Leipzigs F-Junioren wandeln auf neuen Pfaden
„Boah ist das krass.“ Nicht nur einer Mutter entfuhr dieser Satz, als sie am Sonntagmorgen von der Zuschauertribüne auf die 16 (!!!) Spielfelder blickt. Der Fußballverband der Stadt Leipzig (FVSL) beschreitet neue Wege. Und ließ deshalb am Sonntag erstmals seine F-Junioren-Hallenmeisterschaft nicht mehr als bitterernsten Wettbewerb um den einen Titel und den einen Pokal austragen. „Wir wollen viele Tore, viele Aktionen, eine annähernd gleiche Spielzeit für alle kleinen Kicker“, so FVSL-Jugendausschusschefin Marianne Wenzel. Die Lösung dafür: Funino. „Oder in unserem Fall eine Mischform aus Hallenfußball und Funino.“
Um die umsetzen zu können, baute die Firma Bazookagoal am Vortag 16 Bandensysteme in der großen Halle des Sächsischen Fußball-Verbandes (SFV) in Abtnaundorf auf. Deren Clou: „Ein System besteht aus zwei Bahnen, die einmalig mit Luft gefüllt werden, ähnlich wie bei einem Schwimmring“, erklärt Hardy Brüning, Chef von 3v3 Deutschland, der mit seiner Firma das Equipment hierzulande vertreibt. Der Original-Funino-Platz besteht zudem aus vier kleinen Toren. In Abtnaundorf sind es zwei. „Die Idee kommt aus dem skandinavischen Raum“, weiß Brüning. „Der Ball rollt nicht ständig ins Aus. So bleiben die Kinder richtig lange in Aktion.“
Gespielt wurde Drei gegen Drei, ohne feste Positionen, ohne Torhüter. Das Berühren des Balles mit den Händen: für alle Akteure tabu. Schiedsrichter: Fehlanzeige. Lag ein Team mit drei oder mehr Toren zurück, durfte ein vierter Spieler auf’s Feld. Und ganz wichtig: Nach jedem erzielten Tor mussten beide Kontrahenten wechseln, um so allen Kickern etwa dieselbe Spielzeit zu garantieren. Am Vormittag und Nachmittag waren so insgesamt 128 Mannschaften am Ball, 448 Partien wurden ausgetragen.
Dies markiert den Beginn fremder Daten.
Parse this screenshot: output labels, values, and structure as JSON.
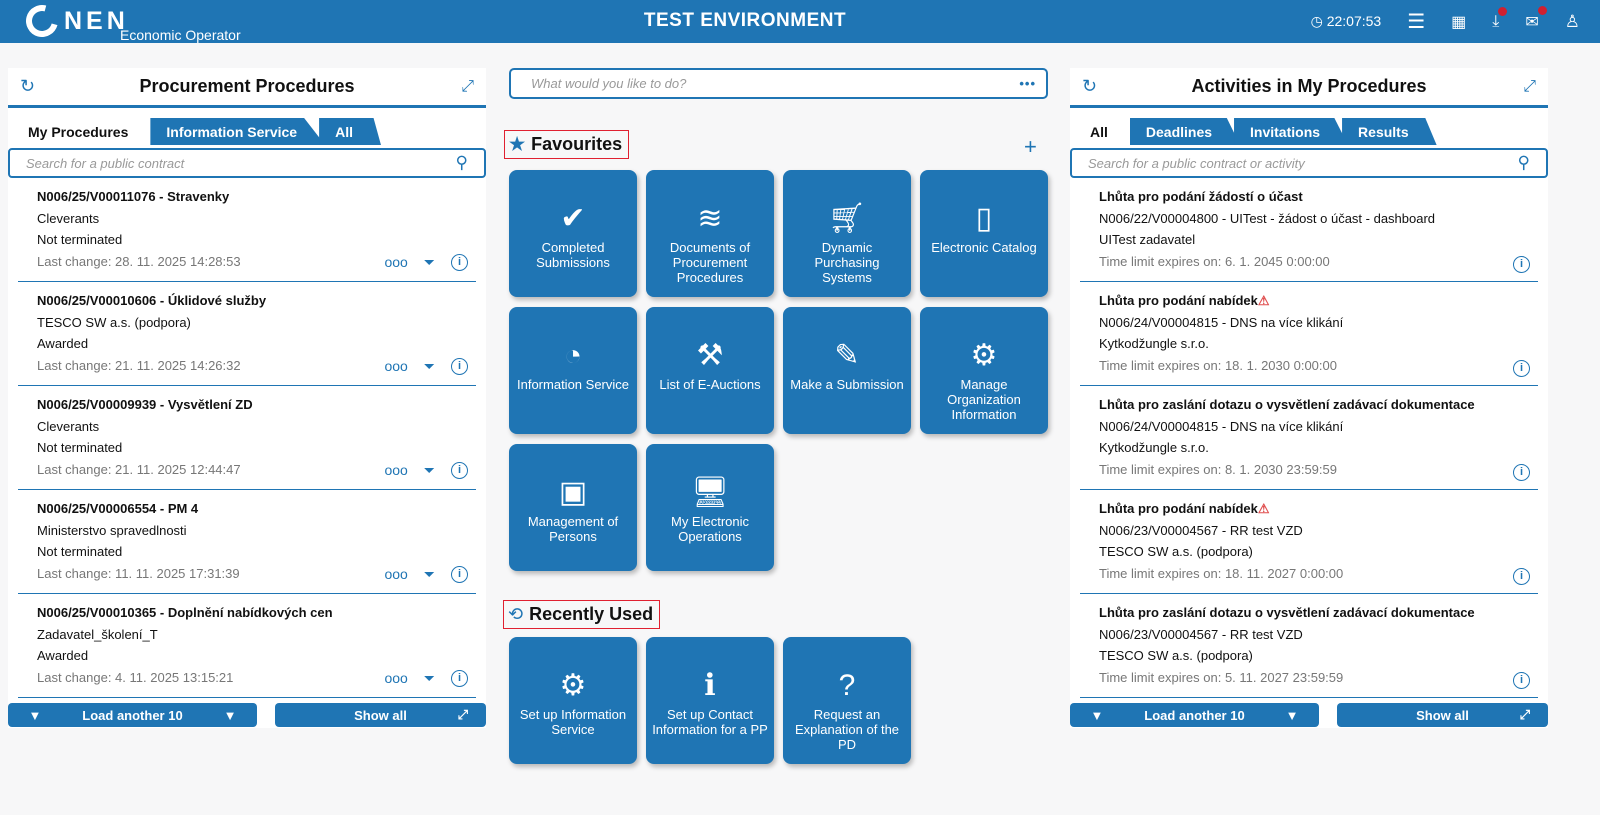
{
  "header": {
    "logo": "NEN",
    "subtitle": "Economic Operator",
    "environment": "TEST ENVIRONMENT",
    "time": "22:07:53",
    "icons": [
      "clock-icon",
      "menu-icon",
      "calendar-icon",
      "download-icon",
      "mail-icon",
      "user-icon"
    ]
  },
  "left": {
    "title": "Procurement Procedures",
    "tabs": [
      "My Procedures",
      "Information Service",
      "All"
    ],
    "search_placeholder": "Search for a public contract",
    "items": [
      {
        "title": "N006/25/V00011076 - Stravenky",
        "org": "Cleverants",
        "status": "Not terminated",
        "date": "Last change: 28. 11. 2025 14:28:53"
      },
      {
        "title": "N006/25/V00010606 - Úklidové služby",
        "org": "TESCO SW a.s. (podpora)",
        "status": "Awarded",
        "date": "Last change: 21. 11. 2025 14:26:32"
      },
      {
        "title": "N006/25/V00009939 - Vysvětlení ZD",
        "org": "Cleverants",
        "status": "Not terminated",
        "date": "Last change: 21. 11. 2025 12:44:47"
      },
      {
        "title": "N006/25/V00006554 - PM 4",
        "org": "Ministerstvo spravedlnosti",
        "status": "Not terminated",
        "date": "Last change: 11. 11. 2025 17:31:39"
      },
      {
        "title": "N006/25/V00010365 - Doplnění nabídkových cen",
        "org": "Zadavatel_školení_T",
        "status": "Awarded",
        "date": "Last change: 4. 11. 2025 13:15:21"
      }
    ],
    "load_more": "Load another 10",
    "show_all": "Show all"
  },
  "center": {
    "search_placeholder": "What would you like to do?",
    "favourites_title": "Favourites",
    "recent_title": "Recently Used",
    "favourites": [
      {
        "label": "Completed Submissions",
        "icon": "check-icon"
      },
      {
        "label": "Documents of Procurement Procedures",
        "icon": "layers-icon"
      },
      {
        "label": "Dynamic Purchasing Systems",
        "icon": "cart-icon"
      },
      {
        "label": "Electronic Catalog",
        "icon": "catalog-icon"
      },
      {
        "label": "Information Service",
        "icon": "rss-icon"
      },
      {
        "label": "List of E-Auctions",
        "icon": "gavel-icon"
      },
      {
        "label": "Make a Submission",
        "icon": "edit-icon"
      },
      {
        "label": "Manage Organization Information",
        "icon": "org-gear-icon"
      },
      {
        "label": "Management of Persons",
        "icon": "id-card-icon"
      },
      {
        "label": "My Electronic Operations",
        "icon": "monitor-user-icon"
      }
    ],
    "recent": [
      {
        "label": "Set up Information Service",
        "icon": "rss-gear-icon"
      },
      {
        "label": "Set up Contact Information for a PP",
        "icon": "contact-book-icon"
      },
      {
        "label": "Request an Explanation of the PD",
        "icon": "question-icon"
      }
    ]
  },
  "right": {
    "title": "Activities in My Procedures",
    "tabs": [
      "All",
      "Deadlines",
      "Invitations",
      "Results"
    ],
    "search_placeholder": "Search for a public contract or activity",
    "items": [
      {
        "title": "Lhůta pro podání žádostí o účast",
        "warning": false,
        "procedure": "N006/22/V00004800 - UITest - žádost o účast - dashboard",
        "org": "UITest zadavatel",
        "date": "Time limit expires on: 6. 1. 2045 0:00:00"
      },
      {
        "title": "Lhůta pro podání nabídek",
        "warning": true,
        "procedure": "N006/24/V00004815 - DNS na více klikání",
        "org": "Kytkodžungle s.r.o.",
        "date": "Time limit expires on: 18. 1. 2030 0:00:00"
      },
      {
        "title": "Lhůta pro zaslání dotazu o vysvětlení zadávací dokumentace",
        "warning": false,
        "procedure": "N006/24/V00004815 - DNS na více klikání",
        "org": "Kytkodžungle s.r.o.",
        "date": "Time limit expires on: 8. 1. 2030 23:59:59"
      },
      {
        "title": "Lhůta pro podání nabídek",
        "warning": true,
        "procedure": "N006/23/V00004567 - RR test VZD",
        "org": "TESCO SW a.s. (podpora)",
        "date": "Time limit expires on: 18. 11. 2027 0:00:00"
      },
      {
        "title": "Lhůta pro zaslání dotazu o vysvětlení zadávací dokumentace",
        "warning": false,
        "procedure": "N006/23/V00004567 - RR test VZD",
        "org": "TESCO SW a.s. (podpora)",
        "date": "Time limit expires on: 5. 11. 2027 23:59:59"
      }
    ],
    "load_more": "Load another 10",
    "show_all": "Show all"
  },
  "colors": {
    "primary": "#1f75b4",
    "badge": "#d02030",
    "warning": "#e05050"
  }
}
Das Hauptanliegen: der Spaß am Spiel. „Wir wollen Begeisterung schaffen. Die Jungen und Mädchen sollen dribbeln, sollen keine Angst haben, den Ball nach vorn zu spielen“, so Brüning. Und sie sollen befreit sein vom Leistungsdruck und dem bisweilen überbordenden Ehrgeiz von Trainern. „Da bekommen nicht so leistungsstarke Kinder weniger Spielzeit, entwickeln Frust, verlieren am Ende die Freude am Fußball und hören auf. Das merken die Vereine dann in den älteren Jahrgängen.“
Am Sonntag gab es auch aus diesem Grund keinen Meisterpokal, keine Medaillen in den klassischen Färbungen, keine Siegerehrung. Statt dessen erhielt jeder Teilnehmer ein kleines Geschenk. Ergebnisse gab es zwar, eine echte Rolle spielten sie allerdings nicht wirklich. Statt dessen bejubelten Kinder und Eltern jedes erzielte Tor enthusiastisch. Damit hatten sie reichlich zu tun. Allein am Vormittag fand das Runde sagenhafte 1671 Mal den Weg ins Eckige. Am Nachmittag waren es dann 1681 Treffer. Der Umstand, dass die „Nachmittagsgruppe“ die Nase vorn hatte, sorgte für lauten Jubel bei allen Beteiligten.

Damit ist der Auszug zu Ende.